В январе-феврале 1918 полчища ребятушек вовсю топали по степи. Усадьбу Калинчина заняла «красно-пролетарская дружина», чистопородные быки, племенные бараны были зарезаны и, при помощи крепких пролетарских челюстей, спроважены в дальний путь. Локомобиль ребятушки разобрали до винтика, мелкие части ухитрились кому-то сбыть, а громоздкие не привлекли ничьего интереса и врастали в землю.

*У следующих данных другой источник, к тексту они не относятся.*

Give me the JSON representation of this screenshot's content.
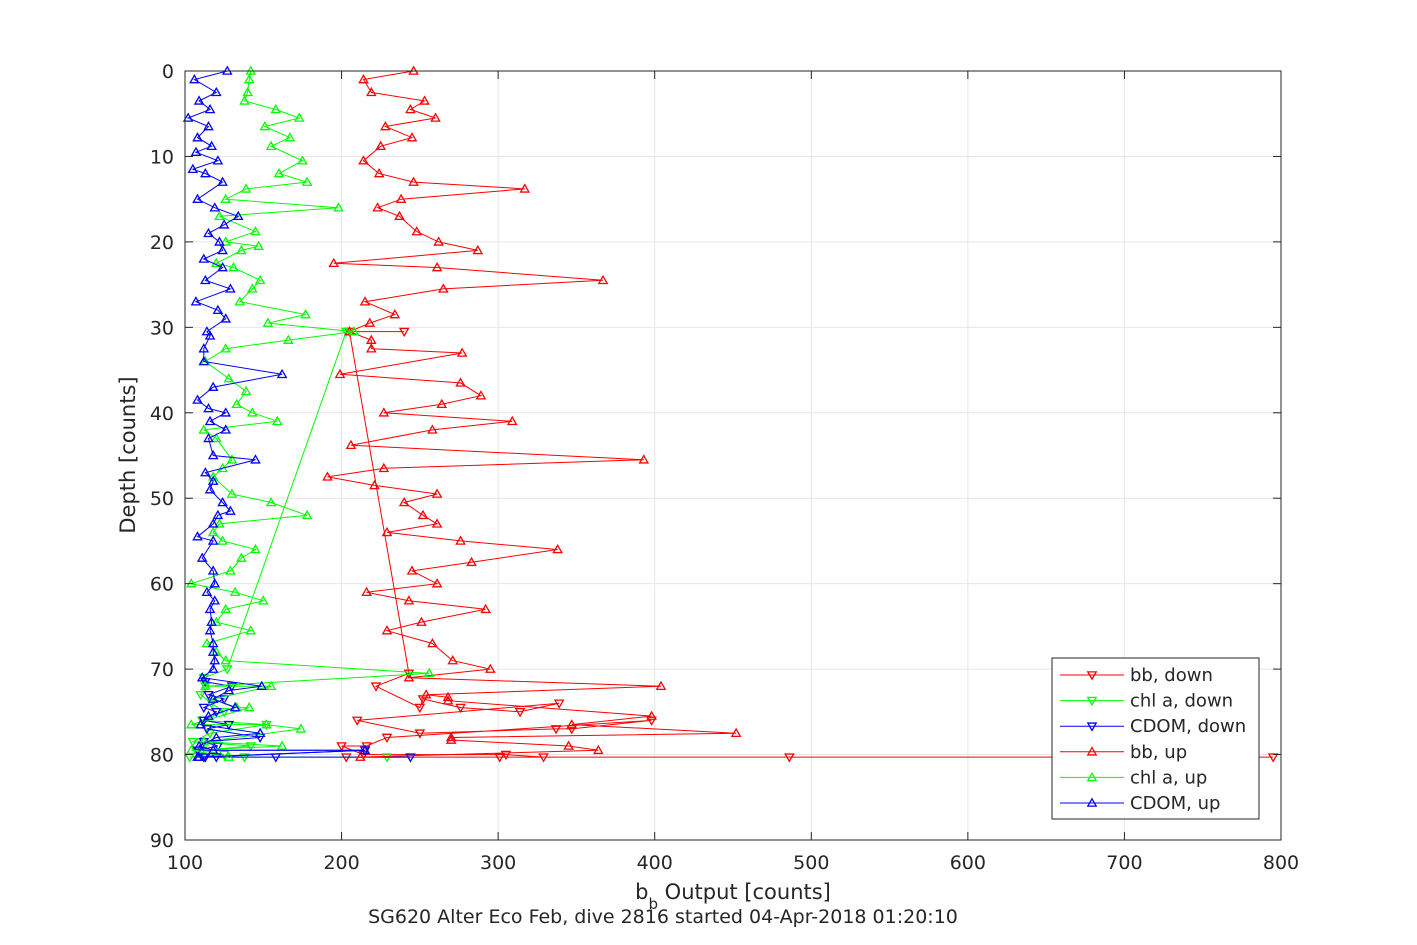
{
  "chart_data": {
    "type": "line",
    "xlabel_main": "b",
    "xlabel_sub": "b",
    "xlabel_rest": " Output [counts]",
    "ylabel": "Depth [counts]",
    "caption": "SG620 Alter Eco Feb, dive 2816 started 04-Apr-2018 01:20:10",
    "xlim": [
      100,
      800
    ],
    "ylim": [
      0,
      90
    ],
    "y_reversed": true,
    "grid": true,
    "legend_position": "bottom-right",
    "x_ticks": [
      "100",
      "200",
      "300",
      "400",
      "500",
      "600",
      "700",
      "800"
    ],
    "y_ticks": [
      "0",
      "10",
      "20",
      "30",
      "40",
      "50",
      "60",
      "70",
      "80",
      "90"
    ],
    "series": [
      {
        "name": "bb, down",
        "color": "#ff0000",
        "marker": "triangle-down",
        "points": [
          [
            240,
            30.5
          ],
          [
            205,
            30.5
          ],
          [
            243,
            70.5
          ],
          [
            222,
            72
          ],
          [
            250,
            74.5
          ],
          [
            252,
            73.5
          ],
          [
            276,
            74.5
          ],
          [
            314,
            75
          ],
          [
            339,
            74
          ],
          [
            210,
            76
          ],
          [
            250,
            77.5
          ],
          [
            337,
            77
          ],
          [
            347,
            77
          ],
          [
            398,
            76
          ],
          [
            229,
            78
          ],
          [
            216,
            79
          ],
          [
            200,
            79
          ],
          [
            214,
            80
          ],
          [
            305,
            80
          ],
          [
            329,
            80.3
          ],
          [
            301,
            80.3
          ],
          [
            486,
            80.3
          ],
          [
            795,
            80.3
          ],
          [
            203,
            80.3
          ]
        ]
      },
      {
        "name": "chl a, down",
        "color": "#00ff00",
        "marker": "triangle-down",
        "points": [
          [
            203,
            30.5
          ],
          [
            127,
            70
          ],
          [
            112,
            71
          ],
          [
            113,
            72
          ],
          [
            110,
            73
          ],
          [
            117,
            74
          ],
          [
            125,
            75
          ],
          [
            111,
            76
          ],
          [
            152,
            76.5
          ],
          [
            116,
            77.5
          ],
          [
            105,
            78.5
          ],
          [
            142,
            79
          ],
          [
            111,
            79.5
          ],
          [
            125,
            80
          ],
          [
            103,
            80.3
          ],
          [
            138,
            80.3
          ],
          [
            229,
            80.3
          ]
        ]
      },
      {
        "name": "CDOM, down",
        "color": "#0000ff",
        "marker": "triangle-down",
        "points": [
          [
            113,
            71.5
          ],
          [
            130,
            72
          ],
          [
            115,
            73
          ],
          [
            125,
            73.5
          ],
          [
            112,
            74.5
          ],
          [
            120,
            75
          ],
          [
            112,
            76
          ],
          [
            128,
            76.5
          ],
          [
            114,
            77
          ],
          [
            148,
            78
          ],
          [
            112,
            78.5
          ],
          [
            121,
            79
          ],
          [
            108,
            79.5
          ],
          [
            215,
            79.5
          ],
          [
            112,
            80.3
          ],
          [
            120,
            80.3
          ],
          [
            158,
            80.3
          ],
          [
            244,
            80.3
          ],
          [
            113,
            80.3
          ]
        ]
      },
      {
        "name": "bb, up",
        "color": "#ff0000",
        "marker": "triangle-up",
        "points": [
          [
            246,
            0
          ],
          [
            214,
            1
          ],
          [
            219,
            2.5
          ],
          [
            253,
            3.5
          ],
          [
            244,
            4.5
          ],
          [
            260,
            5.5
          ],
          [
            228,
            6.5
          ],
          [
            245,
            7.8
          ],
          [
            225,
            8.8
          ],
          [
            214,
            10.5
          ],
          [
            224,
            12
          ],
          [
            246,
            13
          ],
          [
            317,
            13.8
          ],
          [
            238,
            15
          ],
          [
            223,
            16
          ],
          [
            237,
            17
          ],
          [
            248,
            18.8
          ],
          [
            262,
            20
          ],
          [
            287,
            21
          ],
          [
            195,
            22.5
          ],
          [
            261,
            23
          ],
          [
            367,
            24.5
          ],
          [
            265,
            25.5
          ],
          [
            215,
            27
          ],
          [
            234,
            28.5
          ],
          [
            218,
            29.5
          ],
          [
            205,
            30.5
          ],
          [
            219,
            31.5
          ],
          [
            219,
            32.5
          ],
          [
            277,
            33
          ],
          [
            199,
            35.5
          ],
          [
            276,
            36.5
          ],
          [
            289,
            38
          ],
          [
            264,
            39
          ],
          [
            227,
            40
          ],
          [
            309,
            41
          ],
          [
            258,
            42
          ],
          [
            206,
            43.8
          ],
          [
            393,
            45.5
          ],
          [
            227,
            46.5
          ],
          [
            191,
            47.5
          ],
          [
            221,
            48.5
          ],
          [
            261,
            49.5
          ],
          [
            240,
            50.5
          ],
          [
            252,
            52
          ],
          [
            261,
            53
          ],
          [
            229,
            54
          ],
          [
            276,
            55
          ],
          [
            338,
            56
          ],
          [
            283,
            57.5
          ],
          [
            245,
            58.5
          ],
          [
            261,
            60
          ],
          [
            216,
            61
          ],
          [
            243,
            62
          ],
          [
            292,
            63
          ],
          [
            251,
            64.5
          ],
          [
            229,
            65.5
          ],
          [
            258,
            67
          ],
          [
            271,
            69
          ],
          [
            295,
            70
          ],
          [
            243,
            71
          ],
          [
            404,
            72
          ],
          [
            254,
            73
          ],
          [
            268,
            73.3
          ],
          [
            268,
            73.7
          ],
          [
            398,
            75.5
          ],
          [
            347,
            76.5
          ],
          [
            452,
            77.5
          ],
          [
            270,
            78
          ],
          [
            270,
            78.3
          ],
          [
            345,
            79
          ],
          [
            364,
            79.5
          ],
          [
            212,
            80.3
          ]
        ]
      },
      {
        "name": "chl a, up",
        "color": "#00ff00",
        "marker": "triangle-up",
        "points": [
          [
            142,
            0
          ],
          [
            141,
            1
          ],
          [
            140,
            2.5
          ],
          [
            138,
            3.5
          ],
          [
            158,
            4.5
          ],
          [
            173,
            5.5
          ],
          [
            151,
            6.5
          ],
          [
            167,
            7.8
          ],
          [
            155,
            8.8
          ],
          [
            175,
            10.5
          ],
          [
            160,
            12
          ],
          [
            178,
            13
          ],
          [
            139,
            13.8
          ],
          [
            126,
            15
          ],
          [
            198,
            16
          ],
          [
            122,
            17
          ],
          [
            145,
            18.8
          ],
          [
            126,
            20
          ],
          [
            147,
            20.5
          ],
          [
            136,
            21
          ],
          [
            120,
            22.5
          ],
          [
            131,
            23
          ],
          [
            148,
            24.5
          ],
          [
            143,
            25.5
          ],
          [
            135,
            27
          ],
          [
            177,
            28.5
          ],
          [
            153,
            29.5
          ],
          [
            208,
            30.5
          ],
          [
            166,
            31.5
          ],
          [
            126,
            32.5
          ],
          [
            113,
            34
          ],
          [
            128,
            36
          ],
          [
            139,
            37.5
          ],
          [
            133,
            39
          ],
          [
            143,
            40
          ],
          [
            159,
            41
          ],
          [
            112,
            42
          ],
          [
            120,
            43
          ],
          [
            130,
            45.5
          ],
          [
            124,
            46.5
          ],
          [
            118,
            47.5
          ],
          [
            130,
            49.5
          ],
          [
            155,
            50.5
          ],
          [
            178,
            52
          ],
          [
            122,
            53
          ],
          [
            118,
            54
          ],
          [
            124,
            55
          ],
          [
            145,
            56
          ],
          [
            136,
            57
          ],
          [
            129,
            58.5
          ],
          [
            104,
            60
          ],
          [
            132,
            61
          ],
          [
            150,
            62
          ],
          [
            126,
            63
          ],
          [
            120,
            64.5
          ],
          [
            142,
            65.5
          ],
          [
            114,
            67
          ],
          [
            120,
            68
          ],
          [
            126,
            69
          ],
          [
            256,
            70.5
          ],
          [
            113,
            72
          ],
          [
            155,
            72
          ],
          [
            118,
            73.5
          ],
          [
            133,
            74.5
          ],
          [
            141,
            74.5
          ],
          [
            104,
            76.5
          ],
          [
            152,
            76.5
          ],
          [
            174,
            77
          ],
          [
            112,
            78.5
          ],
          [
            162,
            79
          ],
          [
            104,
            79.5
          ],
          [
            128,
            80.3
          ]
        ]
      },
      {
        "name": "CDOM, up",
        "color": "#0000ff",
        "marker": "triangle-up",
        "points": [
          [
            127,
            0
          ],
          [
            106,
            1
          ],
          [
            120,
            2.5
          ],
          [
            109,
            3.5
          ],
          [
            116,
            4.5
          ],
          [
            102,
            5.5
          ],
          [
            115,
            6.5
          ],
          [
            108,
            7.8
          ],
          [
            117,
            8.8
          ],
          [
            107,
            9.5
          ],
          [
            121,
            10.5
          ],
          [
            105,
            11.5
          ],
          [
            113,
            12
          ],
          [
            124,
            13
          ],
          [
            108,
            15
          ],
          [
            119,
            16
          ],
          [
            134,
            17
          ],
          [
            125,
            18
          ],
          [
            115,
            19
          ],
          [
            122,
            20
          ],
          [
            124,
            21
          ],
          [
            112,
            22
          ],
          [
            124,
            23
          ],
          [
            113,
            24.5
          ],
          [
            129,
            25.5
          ],
          [
            107,
            27
          ],
          [
            121,
            28
          ],
          [
            126,
            29
          ],
          [
            114,
            30.5
          ],
          [
            116,
            31
          ],
          [
            112,
            32.5
          ],
          [
            112,
            34
          ],
          [
            162,
            35.5
          ],
          [
            118,
            37
          ],
          [
            108,
            38.5
          ],
          [
            115,
            39.5
          ],
          [
            126,
            40
          ],
          [
            116,
            41
          ],
          [
            126,
            42
          ],
          [
            115,
            43
          ],
          [
            118,
            45
          ],
          [
            145,
            45.5
          ],
          [
            113,
            47
          ],
          [
            118,
            48
          ],
          [
            116,
            49
          ],
          [
            124,
            50.5
          ],
          [
            129,
            51.5
          ],
          [
            121,
            52
          ],
          [
            118,
            53
          ],
          [
            108,
            54.5
          ],
          [
            118,
            55
          ],
          [
            111,
            57
          ],
          [
            118,
            58.5
          ],
          [
            119,
            60
          ],
          [
            114,
            61
          ],
          [
            119,
            62
          ],
          [
            116,
            63
          ],
          [
            117,
            64.5
          ],
          [
            116,
            65.5
          ],
          [
            118,
            67
          ],
          [
            118,
            68
          ],
          [
            119,
            69
          ],
          [
            118,
            70
          ],
          [
            111,
            71
          ],
          [
            149,
            72
          ],
          [
            128,
            72.5
          ],
          [
            118,
            73.5
          ],
          [
            132,
            74.5
          ],
          [
            115,
            75.5
          ],
          [
            110,
            76.5
          ],
          [
            148,
            77.5
          ],
          [
            120,
            78
          ],
          [
            109,
            79
          ],
          [
            118,
            79.5
          ],
          [
            215,
            79.5
          ],
          [
            108,
            80.3
          ],
          [
            109,
            80.3
          ]
        ]
      }
    ]
  }
}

Михаил Артемьевич поехал в Оренбург с жалобой и с просьбой к новой власти «сохранить остатки хозяйства для народных нужд». Он изъявлял согласие «при гарантии приличного жалования служить управляющим общественного имения».

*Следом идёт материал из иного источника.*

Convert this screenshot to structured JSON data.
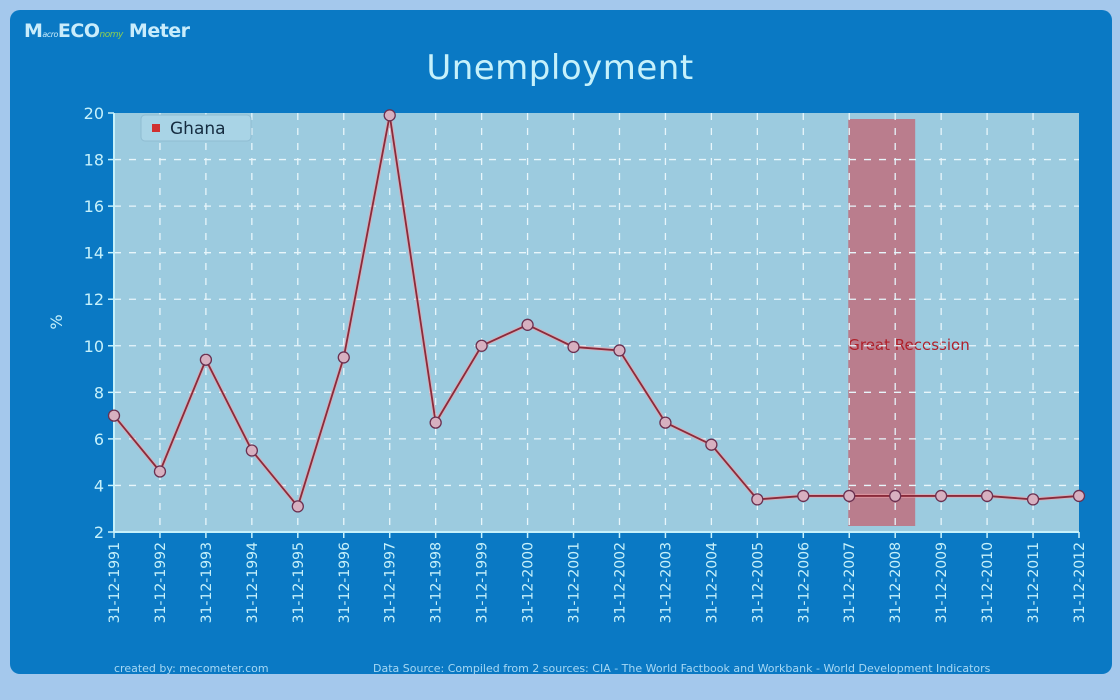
{
  "branding": {
    "logo_m": "M",
    "logo_acro": "acro",
    "logo_eco": "ECO",
    "logo_nomy": "nomy",
    "logo_meter": "Meter"
  },
  "chart_data": {
    "type": "line",
    "title": "Unemployment",
    "xlabel": "",
    "ylabel": "%",
    "ylim": [
      2,
      20
    ],
    "yticks": [
      2,
      4,
      6,
      8,
      10,
      12,
      14,
      16,
      18,
      20
    ],
    "grid": true,
    "legend_position": "top-left",
    "categories": [
      "31-12-1991",
      "31-12-1992",
      "31-12-1993",
      "31-12-1994",
      "31-12-1995",
      "31-12-1996",
      "31-12-1997",
      "31-12-1998",
      "31-12-1999",
      "31-12-2000",
      "31-12-2001",
      "31-12-2002",
      "31-12-2003",
      "31-12-2004",
      "31-12-2005",
      "31-12-2006",
      "31-12-2007",
      "31-12-2008",
      "31-12-2009",
      "31-12-2010",
      "31-12-2011",
      "31-12-2012"
    ],
    "series": [
      {
        "name": "Ghana",
        "color": "#d03030",
        "values": [
          7.0,
          4.6,
          9.4,
          5.5,
          3.1,
          9.5,
          19.9,
          6.7,
          10.0,
          10.9,
          9.95,
          9.8,
          6.7,
          5.75,
          3.4,
          3.55,
          3.55,
          3.55,
          3.55,
          3.55,
          3.4,
          3.55
        ]
      }
    ],
    "annotations": [
      {
        "type": "band",
        "label": "Great Recession",
        "from": "31-12-2007",
        "to": "31-12-2008",
        "color": "#c0707f"
      }
    ]
  },
  "footer": {
    "created_by": "created by: mecometer.com",
    "data_source": "Data Source: Compiled from 2 sources: CIA - The World Factbook and Workbank - World Development Indicators"
  },
  "colors": {
    "panel": "#0a79c4",
    "plot_bg": "#9ccbdf",
    "axis_text": "#c6f1fb",
    "line": "#d03030"
  }
}
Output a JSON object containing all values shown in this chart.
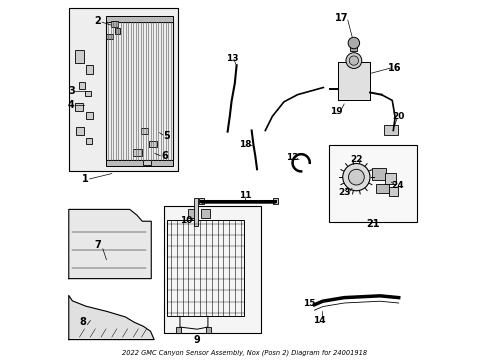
{
  "title": "2022 GMC Canyon Sensor Assembly, Nox (Posn 2) Diagram for 24001918",
  "background_color": "#ffffff",
  "border_color": "#000000",
  "line_color": "#000000",
  "text_color": "#000000"
}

Удалось пробиться к Житору. Зиновий Силыч был в хлопотах: каждую минуту в городе ожидалось восстание скрывающихся офицеров и «сочувствующих», отчего в деловом вихре торопливости тюрьму наполняли заложниками. Калинчин был свезён туда прямиком из приёмной Житора. На ту пору восстание не состоялось – однако больше половины заложников (бывших офицеров, чиновников, лавочников) всё равно расстреляли. Михаилу Артемьевичу выпала пощада.
Когда до обжившихся в его поместье ребятушек дошла весть о гибели житоровского отряда, хозяина, со связанными за спиной руками, прислонили к стене мельничного элеватора и пересекли туловище пополам очередью из пулемёта.
Теми апрельскими днями давний приятель Калинчина с женой и работником Стёпой, основательно помыкавшись, прибыл в станицу Кардаиловскую, где разместились делегаты съезда объединённых станиц, поднявшихся против коммунистов. Командующим всеми повстанческими отрядами избрали войскового старшину Красноярцева, и он со своим штабом стоял тут же.
Улицы большой богатой станицы стали тесны от телег всевозможного люда, боящегося большевицкой длани. В налитых колдобинах разжижался навоз, и месиво бесперебойно хлюпало под копытами лошадей: верховые преобладали числом над пешеходами. Весенние запахи подавил аромат шинельной прели, дёгтя и конского пота. В какой двор ни сунься – всюду набито битком.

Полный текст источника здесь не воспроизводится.